The same issues are greeting Manning now.
"He started to force things too much," general manager Jerry Reese said. "Sacks are a good play sometimes instead of turning the ball over or getting the ball knocked out. He forced it a little bit but he's one of those guys who can self correct and say, 'I got to eat that ball.' I expect him to do that."
Manning was sacked just 16 times last season -- 14 fewer than in 2009 and the second fewest times only behind his rookie season (13) when he played just nine games. That's in part because he threw the ball up for grabs sometimes when he should have hit the deck and taken a sack and accepted that a punt isn't always a bad thing, especially in comparison to a turnover.
"It's about putting the team in situations to hit big plays and avoid the bad plays, the bad decisions," Manning said. "When things go wrong, hit the check down, throw it away, avoid the bad play. Last year, that was part of the problem. We did a lot of great things, but our bad plays were very bad.
"It wasn't just an incompletion, it was an interception or a fumble or a turnover or something. We eliminate those things and we have the talent to make a lot of plays and score points. We have to stop shooting ourselves in the foot."
Part of that will come by the re-establishment of a consistent running game. While there is faith through the organization that Manning can win by throwing frequently, the goal is like that of any other team: Establish a lead, then run the tap out the clock. The Giants have the backs to do that in Brandon Jacobs and Ahmad Bradshaw. They've proven they can.
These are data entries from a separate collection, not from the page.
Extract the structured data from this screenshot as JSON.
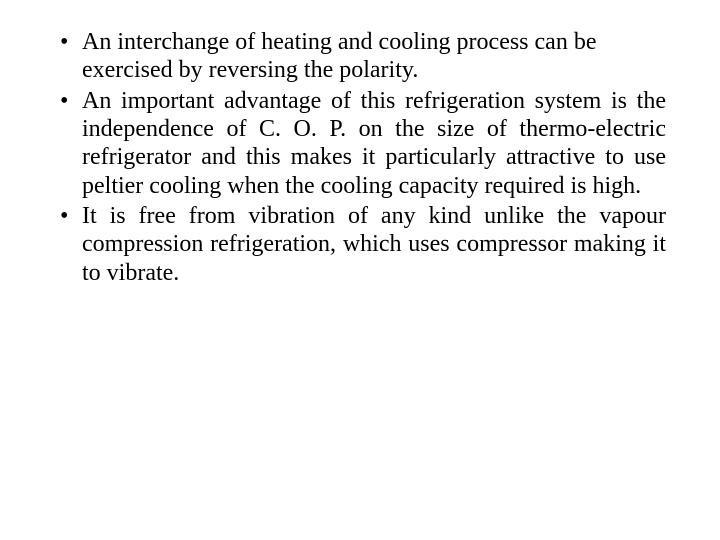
{
  "slide": {
    "background_color": "#ffffff",
    "font_family": "Times New Roman",
    "text_color": "#000000",
    "font_size_pt": 18,
    "bullets": [
      {
        "text": "An interchange of heating and cooling process can be exercised by reversing the polarity.",
        "justify": false
      },
      {
        "text": "An important advantage  of this refrigeration system is the independence of C. O. P. on the size of thermo-electric refrigerator and this makes it particularly attractive to use peltier cooling when the cooling capacity required is high.",
        "justify": true
      },
      {
        "text": "It is free from vibration of any kind unlike the vapour compression refrigeration, which uses compressor making it to vibrate.",
        "justify": true
      }
    ]
  }
}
Last season, the inability to regularly run the ball -- sometimes because defenses dared the Giants to win via Manning's arm -- put the quarterback in position to try and force the issue. Eli is not his brother Peyton in that regard. The Giants aren't the Colts, either. They're a run-first, play-action, big-play offense.
"He's in the prime of his career," Reese said. "I think he's an ascending player in his prime. He's not a 25-interception kind of guy. He's smarter than that. I do expect him to lead this team to something special."